Dernière minute : Douze soirées spéciales prévues dimanche soir sur France 3, avec des invités en plateaux, sont annulées ou "dégradées", sur un total de 24, a précisé la direction de France Télévisions dimanche en début de soirée. Les éditions nationales de France 2 et de France 3 consacrées au premier tour des élections régionales devraient en revanche fonctionner normalement.
"Patrick de Carolis (PDG de France Télévisions) a choisi le rapport de force : il l'a. Maintenant, soit il se met demain (lundi) à la table des négociations, soit il aura les mêmes problèmes, amplifiées, pour le second tour des régionales." L'avertissement au ton menaçant est signé Jean-François Téaldi, porte parole de la CGT, syndicat majoritaire à France Télévisions qui a déposé vendredi un prévis de grève reconductible contre la nouvelle convention collective proposée par la direction.
Ce dimanche, à la mi-journée, plusieurs éditions régionales, ainsi que le journal national de France 3, ont été fortement perturbés. La plupart ont même été remplacés par des journaux tout en images, sans présentateur, a bien voulu indiquer la chaîne, sans toutefois apporter plus de précisions. La CGT s'est, elle, fait un plaisir d'affirmer que plusieurs éditions ont été annulées, la mobilisation étant, toujours d'après l'organisation, "plus forte que prévue".
La menace plane donc de plus belle sur l'important dispositif prévu par France 3 entre l'antenne nationale et les 22 antennes régionales pour la soirée électorale de ce dimanche soir (de 20h15 à 23h50). Ce dimanche après-midi, la direction de la chaîne publique était encore bien incapable d'estimer le nombre de grévistes. La CGT annonce toutefois déjà que les soirées électorales de Nantes et de Champagne Ardenne ne pourront être assurées.

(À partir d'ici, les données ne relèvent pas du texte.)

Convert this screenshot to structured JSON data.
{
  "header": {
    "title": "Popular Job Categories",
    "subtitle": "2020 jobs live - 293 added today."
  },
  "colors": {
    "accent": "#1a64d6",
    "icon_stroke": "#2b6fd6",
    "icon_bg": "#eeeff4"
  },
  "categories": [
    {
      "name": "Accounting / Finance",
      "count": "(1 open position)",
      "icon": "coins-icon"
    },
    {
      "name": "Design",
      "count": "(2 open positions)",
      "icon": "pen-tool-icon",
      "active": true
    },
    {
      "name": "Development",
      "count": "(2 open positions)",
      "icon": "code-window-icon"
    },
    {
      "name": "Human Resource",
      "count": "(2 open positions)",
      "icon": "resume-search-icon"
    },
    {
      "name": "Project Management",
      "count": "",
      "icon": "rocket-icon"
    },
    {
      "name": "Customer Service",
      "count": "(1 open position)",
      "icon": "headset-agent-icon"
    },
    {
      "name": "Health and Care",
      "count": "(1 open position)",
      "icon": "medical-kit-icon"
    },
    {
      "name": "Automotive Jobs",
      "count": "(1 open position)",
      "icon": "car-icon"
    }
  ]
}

Une assemblée générale du personnel devait néanmoins avoir lieu dans cette même après-midi. Même si la CGT ne risque probablement pas d'en démordre, aucune réunion n'ayant eu lieu depuis vendredi. Le porte-parole de la CGT déplore toujours l'attitude de la direction, qui a voulu "casser la grève en faisant appel à des cars de production privés pour la retransmission d'évènement sportifs, ou à des étudiants comme à la Réunion."